In Frankfurt leben derzeit rund 4000 Flüchtlinge, die meisten kamen aus Eritrea, Afghanistan oder Syrien, berichtet die Sprecherin des Sozialdezernats der Stadt, Manuela Skotnik. Unter ihnen seien auch viele unbegleitete Minderjährige. Bei der Versorgung mit Essen, Wohnraum, Kleidung und Sprachkursen kämen die Stadt und die Helfer kaum nach. »Ich bin demütig, was da geleistet wird«, sagt sie. Überdies seien rund 300 ehrenamtliche Deutschlehrer im Einsatz.

muslimische Hilfe Welche Hilfe oder Unterstützung muslimische Gemeinden oder Moscheen anböten, wollen viele Fragesteller im Publikum wissen. Die Willkommenskultur sei da gleich null, hatte der Journalist und Publizist Günther B. Ginzel zuvor erklärt. Auch viele reiche arabische Staaten verweigerten den Flüchtlingen die Hilfe. Der Islam kämpfe gegen sich selbst. Skotnik berichtet von Hilfsangeboten muslimischer Gruppen in Frankfurt, doch die prüfe man sehr genau, denn »darunter sind auch extreme Gruppierungen«. Die Stadt wolle verhindern, »dass Flüchtlinge instrumentalisiert werden«.

Der Sozialdemokrat de Wolf und auch andere Redner verlangen, dass die Flüchtlinge, die Hilfe von einer Gesellschaft erlangen, sich auch verpflichten, deren Werte zu schätzen und zu achten. Er hofft dabei auf einen »Mentalitätswechsel«, denn die Menschen flöhen vor einem System und einer Gesellschaft, »die sie ausspuckt«. Es gibt viele Redner an diesem Abend, die sich gegen die undifferenzierte Gleichsetzung »Flüchtling gleich Juden- und Israelhasser« wehren. »Nicht jeder Muslim will die Scharia«, sagt ein jüdischer Arzt und berichtet von seinen gut integrierten iranischen Patienten.

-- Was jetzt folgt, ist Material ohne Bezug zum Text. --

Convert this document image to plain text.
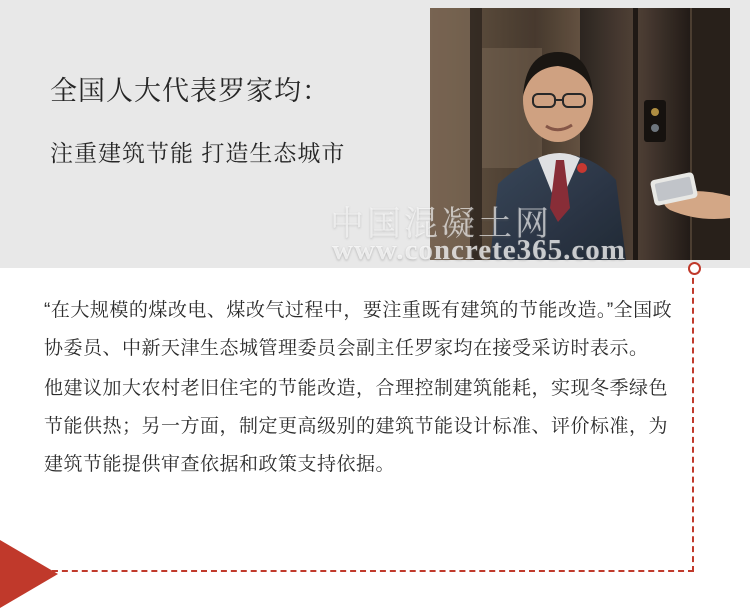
全国人大代表罗家均：
注重建筑节能 打造生态城市
中国混凝土网
www.concrete365.com

“在大规模的煤改电、煤改气过程中，要注重既有建筑的节能改造。”全国政协委员、中新天津生态城管理委员会副主任罗家均在接受采访时表示。

他建议加大农村老旧住宅的节能改造，合理控制建筑能耗，实现冬季绿色节能供热；另一方面，制定更高级别的建筑节能设计标准、评价标准，为建筑节能提供审查依据和政策支持依据。
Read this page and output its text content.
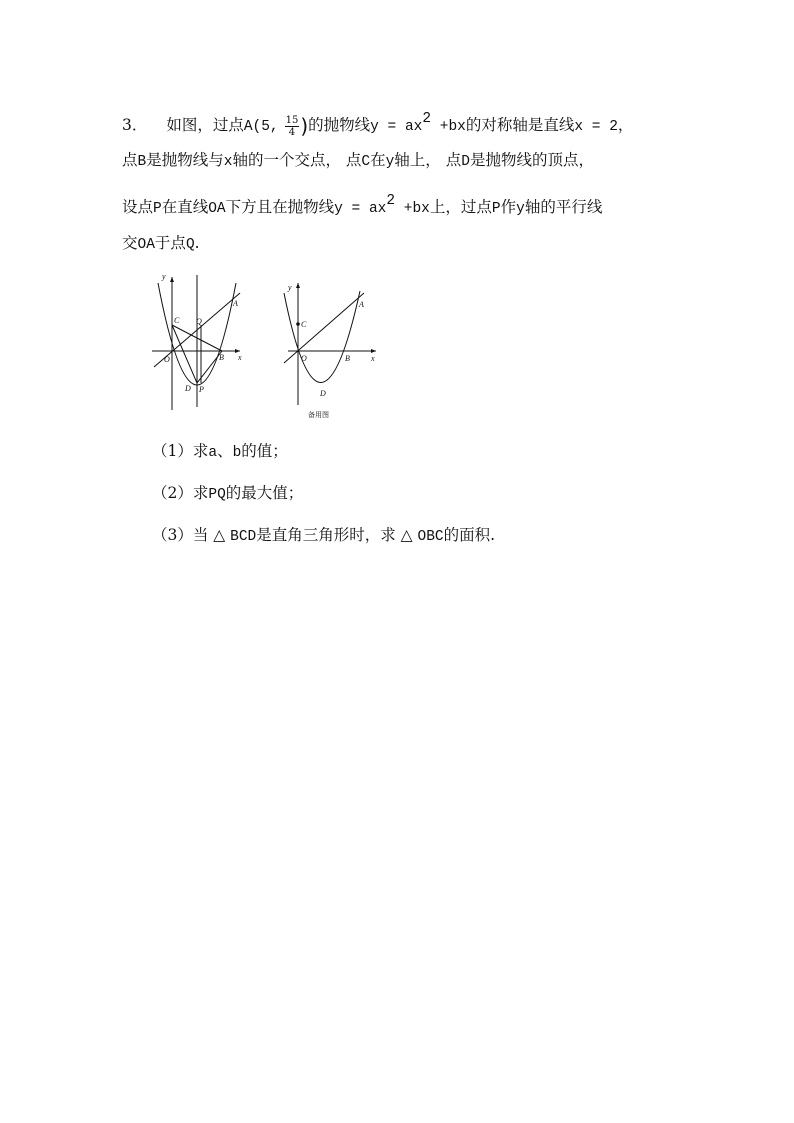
3． 如图，过点A(5, $\frac{15}{4}$ )的抛物线$y = ax^2 +bx$的对称轴是直线x = 2，
点B是抛物线与x轴的一个交点， 点C在y轴上， 点D是抛物线的顶点，
设点P在直线OA下方且在抛物线$y = ax^2 +bx$上，过点P作y轴的平行线
交OA于点Q.
y
x
C Q
A
O	B
D P
y
x
C
A
O	B
D
备用图
（1）求a、b的值；
（2）求PQ的最大值；
（3）当 △ BCD是直角三角形时，求 △ OBC的面积.
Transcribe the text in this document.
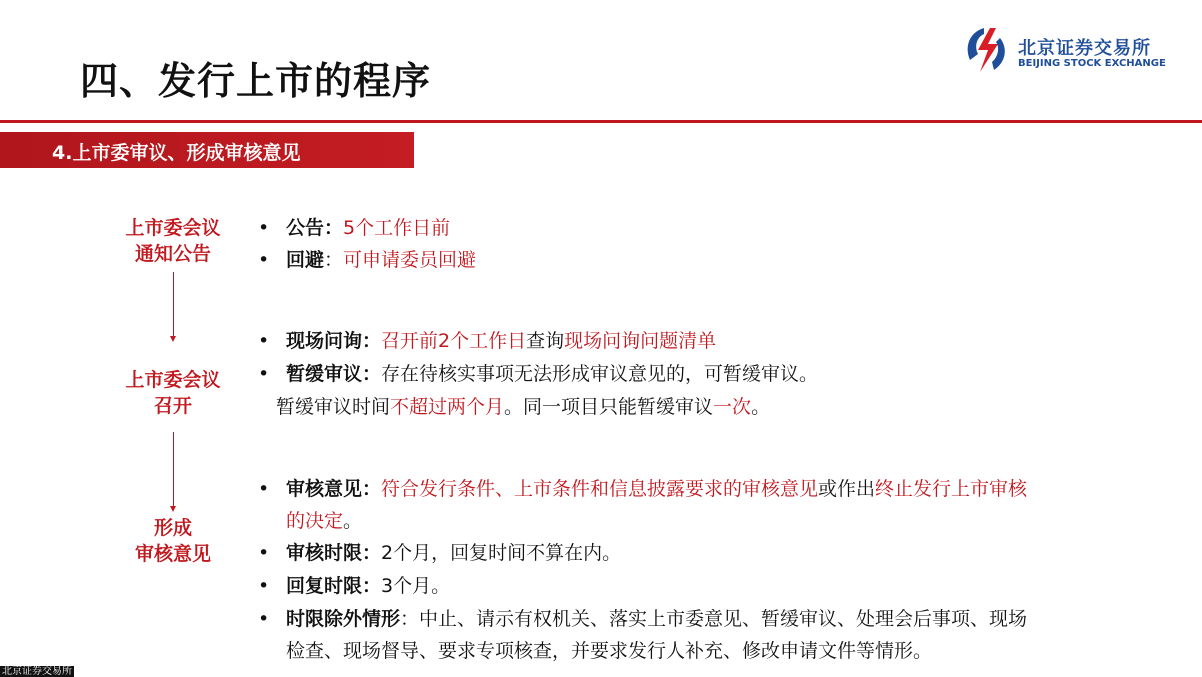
四、发行上市的程序
北京证券交易所
BEIJING STOCK EXCHANGE
4.上市委审议、形成审核意见
上市委会议
通知公告
上市委会议
召开
形成
审核意见
• 公告：5个工作日前
• 回避：可申请委员回避
• 现场问询：召开前2个工作日查询现场问询问题清单
• 暂缓审议：存在待核实事项无法形成审议意见的，可暂缓审议。
暂缓审议时间不超过两个月。同一项目只能暂缓审议一次。
• 审核意见：符合发行条件、上市条件和信息披露要求的审核意见或作出终止发行上市审核
的决定。
• 审核时限：2个月，回复时间不算在内。
• 回复时限：3个月。
• 时限除外情形：中止、请示有权机关、落实上市委意见、暂缓审议、处理会后事项、现场
检查、现场督导、要求专项核查，并要求发行人补充、修改申请文件等情形。
北京证券交易所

Der Journalist Günther B. Ginzel meint, dass es Probleme geben werde, und fügt hinzu: »Doch wichtig ist, auch die positiven Beispiele in den Blick zu nehmen und nicht gleich in Pessimismus abzugleiten. Überraschen wir muslimische Flüchtlinge doch, indem wir uns ihnen freundlich zuwenden.«

Der Rechtsanwalt und Fernsehjournalist Michel Friedman ist da schon aktiv geworden. Gemeinsam mit dem Frankfurter Tigerpalast-Chef Johnny Klinke hat er eine Initiative für Flüchtlinge und Helfer gestartet. Gemeinsam mit der Stadt haben sie in der Paulskirche, der Wiege der deutschen Demokratie, Anfang November einen Willkommens-Nachmittag organisiert – ein fröhliches Fest für rund 1000 Gäste mit Musik, Tanz und Varieté-Auftritten.